Inaugurado em 2020, o Parque Nacional do Sítio Arqueológico do Principado de Haihun da Dinastia Han, em Nanchang, é um dos conjuntos que vale a pena visitar. As escavações arqueológicas no local tiveram início em 2011, conduzindo à descoberta dos restos mortais de Liu He, conhecido como o Marquês de Haihun (92-59 a.C.), que foi imperador por apenas 27 dias, antes de ser deposto. Ao longo de nove anos de trabalhos, foram desenterradas mais de 10.000 relíquias culturais de elevado valor no local, que oferecem novas perspectivas sobre a dinastia Han. Trata-se de um sítio que preserva uma estrutura quase completa de um assentamento típico da época, distinguindo-se pela sua notável riqueza arqueológica.

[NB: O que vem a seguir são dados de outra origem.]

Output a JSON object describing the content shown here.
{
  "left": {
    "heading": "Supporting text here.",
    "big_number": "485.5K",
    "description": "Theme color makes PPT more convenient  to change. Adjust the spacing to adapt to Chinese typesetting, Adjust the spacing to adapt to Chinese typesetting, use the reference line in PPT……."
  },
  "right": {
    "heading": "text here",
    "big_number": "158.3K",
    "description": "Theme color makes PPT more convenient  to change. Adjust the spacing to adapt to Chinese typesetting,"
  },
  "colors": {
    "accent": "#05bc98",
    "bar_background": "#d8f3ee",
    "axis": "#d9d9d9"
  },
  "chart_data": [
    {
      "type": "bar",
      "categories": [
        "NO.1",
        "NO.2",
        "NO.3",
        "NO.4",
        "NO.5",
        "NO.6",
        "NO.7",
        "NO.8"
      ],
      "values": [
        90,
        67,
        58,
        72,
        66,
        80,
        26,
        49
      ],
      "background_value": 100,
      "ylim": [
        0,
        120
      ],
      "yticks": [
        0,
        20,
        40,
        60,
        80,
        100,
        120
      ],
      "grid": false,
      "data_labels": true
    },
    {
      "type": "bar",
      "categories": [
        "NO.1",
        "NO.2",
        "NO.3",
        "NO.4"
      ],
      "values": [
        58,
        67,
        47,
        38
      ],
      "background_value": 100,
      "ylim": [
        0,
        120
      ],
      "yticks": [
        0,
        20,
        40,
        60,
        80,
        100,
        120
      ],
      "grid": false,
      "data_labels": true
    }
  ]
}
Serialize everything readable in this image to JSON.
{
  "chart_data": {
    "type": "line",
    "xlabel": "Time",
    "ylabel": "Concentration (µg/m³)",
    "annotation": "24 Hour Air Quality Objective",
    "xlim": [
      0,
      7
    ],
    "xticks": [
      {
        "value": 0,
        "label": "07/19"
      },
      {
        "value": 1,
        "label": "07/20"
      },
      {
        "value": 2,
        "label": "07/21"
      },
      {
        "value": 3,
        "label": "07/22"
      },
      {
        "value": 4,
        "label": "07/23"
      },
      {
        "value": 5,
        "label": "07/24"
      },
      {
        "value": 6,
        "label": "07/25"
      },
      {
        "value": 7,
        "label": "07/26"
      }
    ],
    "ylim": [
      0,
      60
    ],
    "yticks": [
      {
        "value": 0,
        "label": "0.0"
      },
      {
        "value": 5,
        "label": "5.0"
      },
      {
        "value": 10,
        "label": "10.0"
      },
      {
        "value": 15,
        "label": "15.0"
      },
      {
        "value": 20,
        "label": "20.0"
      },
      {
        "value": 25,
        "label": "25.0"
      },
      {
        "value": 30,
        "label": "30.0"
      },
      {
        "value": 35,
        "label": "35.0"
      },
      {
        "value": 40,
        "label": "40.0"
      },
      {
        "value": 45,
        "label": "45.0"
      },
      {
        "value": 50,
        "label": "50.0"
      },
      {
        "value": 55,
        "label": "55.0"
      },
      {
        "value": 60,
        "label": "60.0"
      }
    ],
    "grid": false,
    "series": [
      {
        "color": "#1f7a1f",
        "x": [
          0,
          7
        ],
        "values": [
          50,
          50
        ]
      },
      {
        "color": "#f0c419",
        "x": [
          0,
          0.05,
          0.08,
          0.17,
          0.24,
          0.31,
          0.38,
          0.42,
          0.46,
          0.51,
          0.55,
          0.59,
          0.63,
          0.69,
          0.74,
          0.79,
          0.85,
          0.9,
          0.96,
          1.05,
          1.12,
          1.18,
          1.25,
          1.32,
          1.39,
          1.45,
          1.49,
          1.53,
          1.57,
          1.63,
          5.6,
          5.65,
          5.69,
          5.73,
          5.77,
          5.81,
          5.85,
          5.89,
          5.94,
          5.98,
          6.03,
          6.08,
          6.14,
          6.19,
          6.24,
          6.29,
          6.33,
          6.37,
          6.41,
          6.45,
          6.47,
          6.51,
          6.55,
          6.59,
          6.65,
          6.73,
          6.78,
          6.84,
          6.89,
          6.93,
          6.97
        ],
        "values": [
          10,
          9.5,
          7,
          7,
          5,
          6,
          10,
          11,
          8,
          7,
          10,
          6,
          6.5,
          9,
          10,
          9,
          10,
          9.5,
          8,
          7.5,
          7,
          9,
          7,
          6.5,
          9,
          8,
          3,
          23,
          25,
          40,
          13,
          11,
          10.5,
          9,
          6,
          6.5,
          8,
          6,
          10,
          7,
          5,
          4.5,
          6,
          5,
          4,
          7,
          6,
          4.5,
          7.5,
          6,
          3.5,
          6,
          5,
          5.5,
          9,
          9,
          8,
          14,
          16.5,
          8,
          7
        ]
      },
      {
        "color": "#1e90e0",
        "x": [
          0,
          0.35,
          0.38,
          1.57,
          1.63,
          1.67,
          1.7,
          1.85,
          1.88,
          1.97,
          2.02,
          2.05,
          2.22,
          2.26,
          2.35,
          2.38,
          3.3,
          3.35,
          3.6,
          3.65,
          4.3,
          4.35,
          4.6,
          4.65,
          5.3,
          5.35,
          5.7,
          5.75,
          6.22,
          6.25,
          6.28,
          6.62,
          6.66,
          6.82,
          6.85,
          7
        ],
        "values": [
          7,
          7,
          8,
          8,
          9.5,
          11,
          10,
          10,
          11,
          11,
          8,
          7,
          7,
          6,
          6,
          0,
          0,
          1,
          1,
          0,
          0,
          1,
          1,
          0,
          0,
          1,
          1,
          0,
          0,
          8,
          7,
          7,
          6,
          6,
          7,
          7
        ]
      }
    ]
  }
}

Não muito longe, situa-se o Bairro Histórico e Cultural do Palácio Wanshou. Este distrito exibe uma área histórica de arquitectura tradicional, centrada em torno do icónico templo taoista, originalmente construído durante a dinastia Jin (265-420). Isso funde-se com a energia proveniente das ruas e lojas modernas em redor, fruto de um projecto de renovação urbana que teve início em 2013 e se estendeu por oito anos, transformando o local numa atracção turística que mescla património cultural com dinamismo comercial.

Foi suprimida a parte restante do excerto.